TDNR without new operators or syntax changes

AntC anthony_clayden at clear.net.nz
Sun May 22 04:53:41 UTC 2016


> Bertram Felgenhauer <bertram.felgenhauer <at> googlemail.com> writes:
> ...
> I don't understand your conclusion.

Hi Bertram, I'm trying to tease out of Jeremy,
what he thinks his proposal amounts to.
Seeing as he's given very little clue so far.

So if I've arrived at an incorrect conclusion,
I want him to tell me where/what's gone wrong.

The point, I believe, although Jeremy's not said, is exactly as you say:

> Note that this has nothing to do with record fields at all, ...

So let's modify Jeremy's code snippet

> > > With syntaxless TDNR enabled, the last line could be:
> > > 
> > >     f b c = do { reset b; reset c }

to something that's nothing to do with record fields:

         f b c = do { print b; print c }

`print` is a bare name appearing in a function application context.
It therefore needs disambiguating.
It's type :: (Show a) => a -> IO ()
Are `f`s params of type `a`, or of type (Show a) => a ? 
No, they're String or Int or whatever.
Compile fail.

Now you might say `print` doesn't need disambiguating.
Why not? Jeremy hasn't said.
Perhaps Jeremy intends a rule:
If there's only one version of the function in scope, choose that.
If so, Jeremy hasn't said. "syntaxless TDNR" doesn't give me a clue.
I don't think TDNR intended such a rule.

Suppose I do Jeremy's job for him and presume such a rule.

OK then. Second example:
Suppose I don't like what's happening with the FTP library changes,
specifically not the generalisation of `length`. So I write my own

    import qualified Data.List as D
              -- note the qualified
    length :: [a] -> Int.     -- my version restricted to lists
    length = D.length

Now I use length in a bare name function application

    ... (length [1, 2, 3, 4, 5]) ...

Therefore length needs disambiguating.
a) the disambiguator can't match argument type [Int] to [a].
b) even if it could, `length` remains ambiguous
     between my definition and the import.
     (As it happens, they're the same, but can the disambiguator tell that?
      Jeremy hasn't said what he thinks the disambiguator can do.
      But this is way beyond the original TDNR proposal.)

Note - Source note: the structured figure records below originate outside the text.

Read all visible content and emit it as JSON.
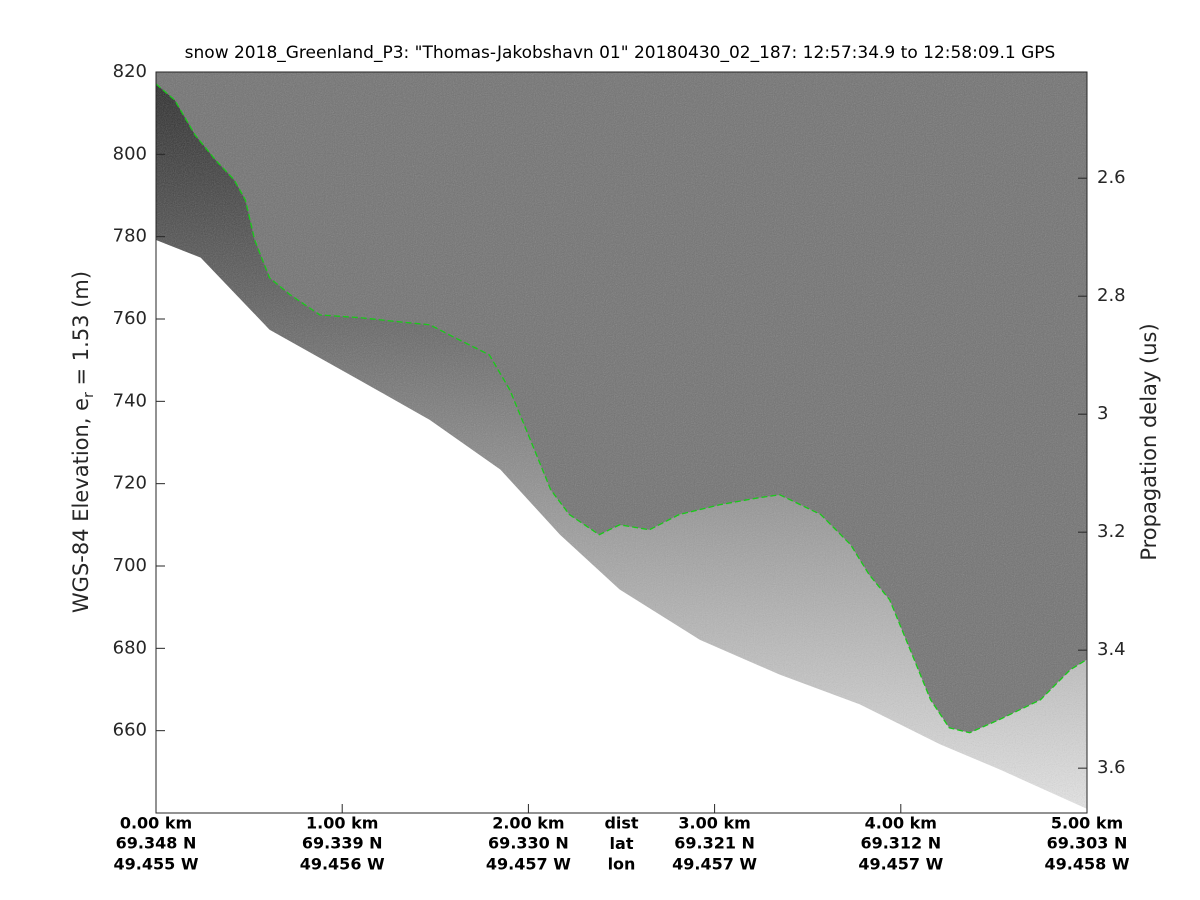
{
  "chart_data": {
    "type": "echogram",
    "title": "snow 2018_Greenland_P3: \"Thomas-Jakobshavn 01\"  20180430_02_187: 12:57:34.9 to 12:58:09.1 GPS",
    "ylabel_parts": [
      "WGS-84 Elevation, e",
      "r",
      " = 1.53 (m)"
    ],
    "y2label": "Propagation delay (us)",
    "xlim": [
      0,
      5
    ],
    "xticks": [
      {
        "value": 0,
        "label": "0.00 km"
      },
      {
        "value": 1,
        "label": "1.00 km"
      },
      {
        "value": 2,
        "label": "2.00 km"
      },
      {
        "value": 3,
        "label": "3.00 km"
      },
      {
        "value": 4,
        "label": "4.00 km"
      },
      {
        "value": 5,
        "label": "5.00 km"
      }
    ],
    "lat_labels": [
      "69.348 N",
      "69.339 N",
      "69.330 N",
      "69.321 N",
      "69.312 N",
      "69.303 N"
    ],
    "lon_labels": [
      "49.455 W",
      "49.456 W",
      "49.457 W",
      "49.457 W",
      "49.457 W",
      "49.458 W"
    ],
    "row_names": [
      "dist",
      "lat",
      "lon"
    ],
    "ylim": [
      640,
      820
    ],
    "yticks": [
      660,
      680,
      700,
      720,
      740,
      760,
      780,
      800,
      820
    ],
    "y2lim": [
      2.42,
      3.676
    ],
    "y2_reversed": true,
    "y2ticks": [
      2.6,
      2.8,
      3,
      3.2,
      3.4,
      3.6
    ],
    "background_color": "#727272",
    "surface": {
      "color": "#19c919",
      "x": [
        0,
        0.1,
        0.21,
        0.32,
        0.42,
        0.48,
        0.53,
        0.61,
        0.72,
        0.88,
        1.1,
        1.31,
        1.47,
        1.63,
        1.79,
        1.9,
        2.01,
        2.12,
        2.22,
        2.38,
        2.49,
        2.65,
        2.81,
        3.03,
        3.24,
        3.35,
        3.57,
        3.73,
        3.83,
        3.94,
        4.05,
        4.16,
        4.26,
        4.37,
        4.53,
        4.75,
        4.91,
        5.0
      ],
      "y": [
        817.1,
        813.2,
        804.7,
        798.6,
        793.8,
        788.9,
        779.2,
        770,
        765.9,
        761,
        760.3,
        759.3,
        758.6,
        754.9,
        751.3,
        742.8,
        730.7,
        718.5,
        712.5,
        707.6,
        710,
        708.8,
        712.5,
        714.9,
        716.6,
        717.3,
        712.5,
        705.2,
        697.9,
        691.8,
        679.7,
        667.5,
        660.7,
        659.5,
        662.7,
        667.5,
        674.8,
        677.3
      ]
    },
    "data_bottom": {
      "x": [
        0,
        0.24,
        0.61,
        1.04,
        1.47,
        1.85,
        2.17,
        2.49,
        2.92,
        3.35,
        3.78,
        4.21,
        4.53,
        5.0
      ],
      "y": [
        779.2,
        774.9,
        757.4,
        746.5,
        735.5,
        723.4,
        707.6,
        694.3,
        682.1,
        673.6,
        666.4,
        656.7,
        650.6,
        641
      ]
    }
  }
}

> Jeremy's proposal, I believe, is that the compiler should pick /the/
> possibility that type-checks ..

Well you're guessing what is the proposal, as much as I am.
In both the examples above, neither type checks.
(Or arguably both do if we allow polymorphic type checking.
 But should that allow both paramteric and ad-hoc polymorphic?
 Polymorphic checking is too generous for the way TDNR was spec'd.)

> Note that this has nothing to do with record fields at all,
> except that they give rise to a compelling use case.
> 

So the compelling use case has given us ORF Part 1 in GHC 8.0.
That has a clear antecedent in TDNR. But, pace your note,
it applies _only_ for record fields.
If you look at the implementation notes,
the functions derived from field labels
are specially flagged.
So disambiguation applies only to them,
not in general to bare function names.

> (I'm not endorsing the proposal, ...

Quite.

> ... just trying to clarify what it is.)
> 

Quite.

And since 8.0 is officially released as of this weekend,
I rather think "syntaxless TDNR", whatever it is/was, is stillborn.